For distressed debt, earnings were the key driver during the session. General Maritime Corp., which reported late Wednesday, was continuing to lose steam after posting a wider-than-anticipated loss.

The debt lost about 4 to 5 points on Thursday and another 4 to 5 points come Friday, according to traders.

Energy Future Holdings Corp. also reported a much wider loss, along with a decline in revenues, pushed the company's bonds down at least 2 points on the day.

GenMar remains depressed

General Maritime's 12% notes due 2017 continued to fall Friday in an extended response to the company's weaker second-quarter earnings.

The results were reported after the bell Wednesday and a conference call was held Thursday morning.

A trader said the paper was down 4 to 5 points to 64 bid, 65 offered. Another trader called the issue 4½ points weaker around 65.

A third trader noticed the pounding GenMar took, noting that the bonds had traded as high as 71 Thursday, but fell to 64½ on Friday.

He remarked that "the tanker world is over-supplied" with ships "and the rates are getting killed.

"Maybe people didn't like what they heard on the conference call," he added.

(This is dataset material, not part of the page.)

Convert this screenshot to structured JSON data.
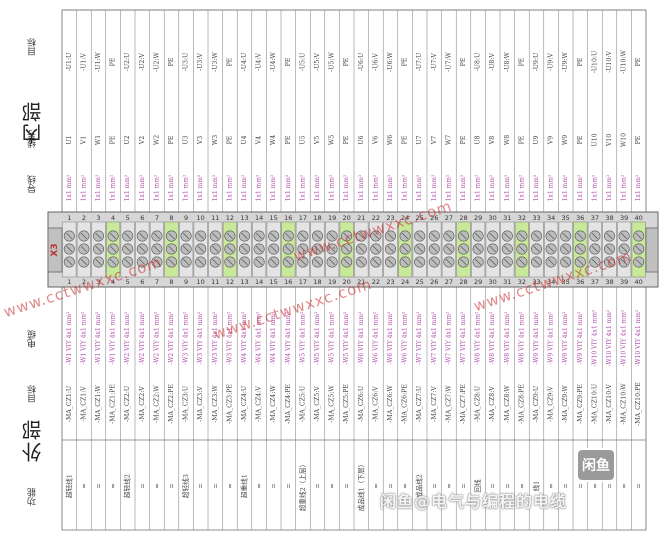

For the recent quarter, the New York-based oil containership company posted a wider-than-anticipated net loss of $24 million, or 21 cents per share. That compared to a net loss of $14.3 million, or 25 cents per share, the year before.

Revenues got knocked down 12.2% to $53.6 million.

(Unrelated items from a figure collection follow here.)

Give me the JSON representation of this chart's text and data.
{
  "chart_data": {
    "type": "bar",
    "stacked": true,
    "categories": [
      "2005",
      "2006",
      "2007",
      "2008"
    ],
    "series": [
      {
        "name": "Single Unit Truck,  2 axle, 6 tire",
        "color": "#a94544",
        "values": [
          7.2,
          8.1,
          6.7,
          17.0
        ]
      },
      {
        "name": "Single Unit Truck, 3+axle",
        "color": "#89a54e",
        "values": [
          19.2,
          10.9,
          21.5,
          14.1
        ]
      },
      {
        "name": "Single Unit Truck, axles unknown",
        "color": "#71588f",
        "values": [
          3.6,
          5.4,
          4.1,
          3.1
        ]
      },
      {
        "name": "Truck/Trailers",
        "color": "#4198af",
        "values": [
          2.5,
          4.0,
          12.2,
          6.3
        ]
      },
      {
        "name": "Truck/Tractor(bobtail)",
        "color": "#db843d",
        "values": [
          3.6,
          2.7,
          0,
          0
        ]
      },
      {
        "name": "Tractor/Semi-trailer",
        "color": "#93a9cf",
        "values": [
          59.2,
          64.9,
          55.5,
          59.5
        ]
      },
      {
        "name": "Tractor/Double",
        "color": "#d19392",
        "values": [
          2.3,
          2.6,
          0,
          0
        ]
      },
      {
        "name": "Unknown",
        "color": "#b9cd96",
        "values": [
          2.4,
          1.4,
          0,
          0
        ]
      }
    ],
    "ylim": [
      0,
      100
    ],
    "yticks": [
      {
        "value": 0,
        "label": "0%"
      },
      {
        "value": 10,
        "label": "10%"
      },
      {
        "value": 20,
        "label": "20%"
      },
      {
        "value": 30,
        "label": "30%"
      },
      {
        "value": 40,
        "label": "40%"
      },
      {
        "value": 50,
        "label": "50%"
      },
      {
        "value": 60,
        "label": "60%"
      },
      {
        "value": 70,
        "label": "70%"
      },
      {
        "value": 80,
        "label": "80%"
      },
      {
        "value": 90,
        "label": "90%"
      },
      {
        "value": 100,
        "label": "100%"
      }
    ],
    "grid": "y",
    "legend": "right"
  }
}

Analysts polled by Thomson Reuters were expecting a loss of 27 cents per share on revenues of $56.05 million.

"General Maritime has continued to take important steps to strengthen its balance sheet and capital structure, which has enhanced the company's ability to operate in a challenging market environment and improved its future prospects," said John Tavlarios, president and chief executive, in the earnings release.

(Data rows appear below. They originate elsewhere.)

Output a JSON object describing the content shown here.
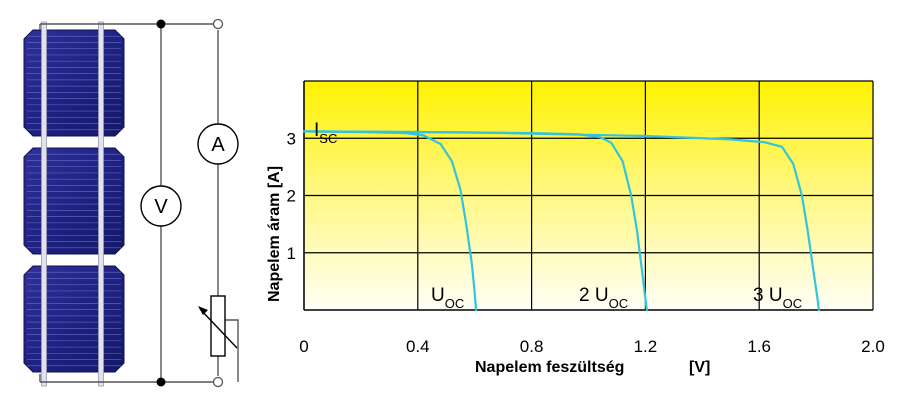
{
  "chart_data": {
    "type": "line",
    "xlabel": "Napelem feszültség",
    "xunit": "[V]",
    "ylabel": "Napelem áram [A]",
    "xlim": [
      0,
      2.0
    ],
    "ylim": [
      0,
      4
    ],
    "x_ticks": [
      "0",
      "0.4",
      "0.8",
      "1.2",
      "1.6",
      "2.0"
    ],
    "y_ticks": [
      "1",
      "2",
      "3"
    ],
    "grid": true,
    "background": "yellow-to-white vertical gradient",
    "series_color": "#33c4dc",
    "series": [
      {
        "x": [
          0,
          0.2,
          0.36,
          0.42,
          0.48,
          0.52,
          0.55,
          0.57,
          0.59,
          0.6,
          0.605
        ],
        "y": [
          3.12,
          3.11,
          3.09,
          3.05,
          2.9,
          2.6,
          2.1,
          1.5,
          0.8,
          0.3,
          0
        ]
      },
      {
        "x": [
          0,
          0.4,
          0.8,
          0.96,
          1.04,
          1.08,
          1.12,
          1.15,
          1.17,
          1.19,
          1.2,
          1.205
        ],
        "y": [
          3.12,
          3.11,
          3.09,
          3.07,
          3.02,
          2.92,
          2.6,
          2.0,
          1.4,
          0.6,
          0.2,
          0
        ]
      },
      {
        "x": [
          0,
          0.6,
          1.2,
          1.5,
          1.62,
          1.68,
          1.72,
          1.75,
          1.77,
          1.79,
          1.805,
          1.81
        ],
        "y": [
          3.12,
          3.1,
          3.04,
          2.98,
          2.93,
          2.85,
          2.55,
          2.0,
          1.4,
          0.7,
          0.2,
          0
        ]
      }
    ],
    "annotations": [
      {
        "main": "I",
        "sub": "SC"
      },
      {
        "main": "U",
        "sub": "OC"
      },
      {
        "main": "2 U",
        "sub": "OC"
      },
      {
        "main": "3 U",
        "sub": "OC"
      }
    ]
  },
  "circuit": {
    "cell_count": 3,
    "voltmeter_label": "V",
    "ammeter_label": "A"
  }
}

"During the second quarter and into the current third quarter, General Maritime has completed a number of important transactions aimed at increasing the company's liquidity and financial flexibility."

During the call Thursday, Tavlarios also expressed optimism about the second half of the year.

"We believe conditions as we move through the second half of 2011 will be better than those in the first half; that a more pronounced recovery in late 2011 is a credible scenario," he said in the call.

"Most importantly to our shareholders and debt holders, whatever the slope of the curve, General Maritime remains well positioned with approximately 42% coverage for 2011. This enables us to generate contracted cash flow, while also leaving opportunity to profit from rising rates."

Cengage plummets after earnings

In other earnings news, Florence, Ky.-based Cengage Learning Holdings II LP reported weaker earnings, which also sent their bonds down about 5 points, according to a trader.

He saw the 10½% notes due 2015 closing in the mid-80s.

For its fourth fiscal quarter, the learning and research solutions company posted revenues of $279.2 million, down 14.5% year over year. Adjusted EBITDA fell 13.9% to $201.5 million.

The company said the decline in revenues was due in part to declines in its domestic and international units and the lower EBITDA was blamed on lower revenues.

For the full year, revenues dropped 7% to $1.87 billion.

Cash and equivalents, however, rose to $34.2 million from $27 million in fiscal 2010.

TXU weakens on results

Energy Future Holdings also reported numbers Friday. A wider loss pushed the company's bonds down about 2 points, a trader said.

He saw the 10¼% notes due 2015 trading around 48.

The power producer reported a net loss of $705 million, compared with $426 million the year before. Revenues fell 16% to $1.68 billion, due in part to business and residential customer losses.

Interest and related charges meantime increased to $1.3 billion during the quarter, compared with $179 million for the same quarter of 2010. The increase was due in part to the company's attempts to extend debt maturities.

Also, the interest costs ate up a majority of the company's revenues.

Earlier in the month, Dallas-based TXU - as the company is more commonly known as - said that it might have to shutter some of its plants in Texas because of a new Environmental Protection Agency rule that goes into effect on Jan. 1. The company has said it does not have enough time to make the plants compliant.